Verse 15: Why must I infer an Unmanifest?

bhedānāṃ parimāṇāt samanvayat śaktitaḥ pravṛtteḥ ca |
kāraṇa-kārya-vibhāgāt-avibhāgāt-vaiśvarūpyasya ||

parimāṇāt – number/measure/amount
kāraṇa – cause
kārya – effect
vibhāga – distinction

There must be something that causes the Manifest.

  1. It can be argued that some manifest things simply cause other manifest things. Why does there need to be an unmanifest cause?
    1. Finite-ness of special objects:
      1. A potter will choose certain portions of clay to make certain clay pots. The clay, being the cause, has limited effects – it is only suitable for some things and not for others.
      2. When something comes to an end it merges back into its cause and the cause, in relation to that effect, becomes unmanifest. When a clay pot reverts to clay, that clay becomes unmanifested (in relation to that pot).
      3. If this “reverting” were to continue indefinitely, what would become of the clay? What would become of what becomes of the clay? Etc.
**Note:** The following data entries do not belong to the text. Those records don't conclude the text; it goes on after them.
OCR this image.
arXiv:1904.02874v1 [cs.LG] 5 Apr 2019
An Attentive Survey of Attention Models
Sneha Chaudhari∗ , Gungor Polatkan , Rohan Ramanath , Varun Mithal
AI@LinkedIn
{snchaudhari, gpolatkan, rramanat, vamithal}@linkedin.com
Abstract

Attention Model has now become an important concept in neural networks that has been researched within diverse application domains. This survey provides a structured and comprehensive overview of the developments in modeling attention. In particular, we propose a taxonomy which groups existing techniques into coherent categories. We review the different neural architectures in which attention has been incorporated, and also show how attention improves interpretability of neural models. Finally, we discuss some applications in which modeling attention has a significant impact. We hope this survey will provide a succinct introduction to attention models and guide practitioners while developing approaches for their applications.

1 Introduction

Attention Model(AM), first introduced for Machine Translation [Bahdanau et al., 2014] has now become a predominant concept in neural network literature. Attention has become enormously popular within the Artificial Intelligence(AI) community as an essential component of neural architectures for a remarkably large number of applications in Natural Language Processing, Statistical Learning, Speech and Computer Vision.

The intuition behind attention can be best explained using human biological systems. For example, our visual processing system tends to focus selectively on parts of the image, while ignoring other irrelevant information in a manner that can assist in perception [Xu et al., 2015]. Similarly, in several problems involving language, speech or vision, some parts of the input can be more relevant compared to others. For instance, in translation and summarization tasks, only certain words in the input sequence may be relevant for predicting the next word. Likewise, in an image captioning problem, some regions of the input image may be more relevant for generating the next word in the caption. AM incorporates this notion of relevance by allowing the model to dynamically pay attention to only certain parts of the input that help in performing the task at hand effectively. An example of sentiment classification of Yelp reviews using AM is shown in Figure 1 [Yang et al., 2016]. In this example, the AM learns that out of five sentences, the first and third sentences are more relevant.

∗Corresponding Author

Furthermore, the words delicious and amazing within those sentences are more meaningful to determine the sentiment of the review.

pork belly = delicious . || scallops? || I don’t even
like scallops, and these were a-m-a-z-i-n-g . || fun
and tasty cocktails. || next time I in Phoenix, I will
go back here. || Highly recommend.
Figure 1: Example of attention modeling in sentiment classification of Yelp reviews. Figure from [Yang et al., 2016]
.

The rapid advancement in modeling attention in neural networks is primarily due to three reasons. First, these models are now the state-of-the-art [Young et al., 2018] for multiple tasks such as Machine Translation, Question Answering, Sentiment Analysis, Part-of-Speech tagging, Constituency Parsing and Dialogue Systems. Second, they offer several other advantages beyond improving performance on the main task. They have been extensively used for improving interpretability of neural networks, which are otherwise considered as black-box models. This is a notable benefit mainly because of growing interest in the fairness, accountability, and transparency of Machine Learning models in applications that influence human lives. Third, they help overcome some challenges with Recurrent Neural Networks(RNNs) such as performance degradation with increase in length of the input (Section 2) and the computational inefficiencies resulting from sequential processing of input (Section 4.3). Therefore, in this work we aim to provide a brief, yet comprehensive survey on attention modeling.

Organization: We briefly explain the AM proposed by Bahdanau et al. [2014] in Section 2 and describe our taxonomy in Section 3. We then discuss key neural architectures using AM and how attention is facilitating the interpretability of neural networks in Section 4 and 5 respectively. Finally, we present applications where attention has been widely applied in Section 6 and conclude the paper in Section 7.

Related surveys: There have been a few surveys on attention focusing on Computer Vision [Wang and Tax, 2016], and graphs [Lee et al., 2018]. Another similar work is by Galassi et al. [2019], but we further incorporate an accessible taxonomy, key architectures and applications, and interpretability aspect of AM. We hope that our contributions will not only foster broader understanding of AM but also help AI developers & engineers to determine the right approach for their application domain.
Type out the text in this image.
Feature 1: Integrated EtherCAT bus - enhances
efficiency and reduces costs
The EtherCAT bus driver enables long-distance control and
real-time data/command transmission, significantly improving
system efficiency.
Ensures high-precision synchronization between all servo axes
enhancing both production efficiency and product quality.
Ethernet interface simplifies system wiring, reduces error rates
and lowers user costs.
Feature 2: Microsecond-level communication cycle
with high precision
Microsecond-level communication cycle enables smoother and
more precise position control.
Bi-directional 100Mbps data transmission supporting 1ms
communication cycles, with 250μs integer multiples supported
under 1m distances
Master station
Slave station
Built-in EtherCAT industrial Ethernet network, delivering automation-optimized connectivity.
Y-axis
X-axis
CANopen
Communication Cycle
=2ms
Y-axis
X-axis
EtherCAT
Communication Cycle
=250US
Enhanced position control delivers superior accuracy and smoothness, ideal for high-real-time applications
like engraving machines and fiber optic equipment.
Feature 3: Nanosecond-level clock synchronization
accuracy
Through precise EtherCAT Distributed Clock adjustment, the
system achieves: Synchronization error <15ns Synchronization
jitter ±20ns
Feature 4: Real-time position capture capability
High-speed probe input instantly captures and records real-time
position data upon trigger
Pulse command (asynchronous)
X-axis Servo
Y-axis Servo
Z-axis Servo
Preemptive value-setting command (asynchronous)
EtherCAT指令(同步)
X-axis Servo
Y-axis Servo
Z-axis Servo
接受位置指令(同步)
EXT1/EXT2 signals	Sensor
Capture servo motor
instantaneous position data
This would imply an infinite recursion of causes and effects.
      4. However, while nature may seem infinite it is not. For example: the science of Ayurveda (derived from Samkhya) points to 6 flavors: sweet, sour, salty, pungent, bitter, and astringent. From this finite set of 6 arises the vast (but only seemingly infinite) world of experienced flavors.
      5. Similarly, I postulate that this “reverting” is not infinite and that it has a point of convergence – a source.
      6. This postulated source does not revert into anything else.
      7. Since this “one source” does not revert (like a clay pot reverts to clay) into anything else it is, by definition, Unmanifest.
      8. And so I arrive at the Unmanifest.
    2. Cause & Effect
      1. A child is proof that a mother and father exist.
      2. Similarly the Manifest is proof that it has an existing cause
      3. The Unmanifest is the “mother and father” of the Manifest.
    3. Natural Sequence
      1. That which makes is a cause and that which is made is an effect.
      2. Cause and effect are separate and cause comes before effect.
      3. A clay pot is able to hold water but the lump of clay that precedes it is not able to do so.
      4. Similarly, having observed the Manifest there must be a cause that is separate from it and precedes it. This is the Unmanifest.
    4. Efficiency of the cause:
      1. A potter will be hired to make a clay pot, and a weaver will be hired to make cloth. A potter is not suited to make cloth and a weaver is not suited to make a clay pot.
      2. A potter will select clay to make a clay pot and a weaver will select threads to make a cloth. Clay is not suitable for making cloth and threads are not suitable for making clay pots.
      3. This demonstrates that effects have specific causes.
      4. Similarly, an Unmanifest cause is required to explain the specific produced effect that is the Manifest.
    5. Sameness (of the three Gunas).
      1. All that is Manifest has the qualities of the three Gunas.
      2. Since the effect is existent in the cause I can infer a shared origin – a cause – also having the qualities of the three Gunas.
      3. Therefore I infer that the Unmanifest is a cause (of the Manifest) that also has the qualities of the three Gunas.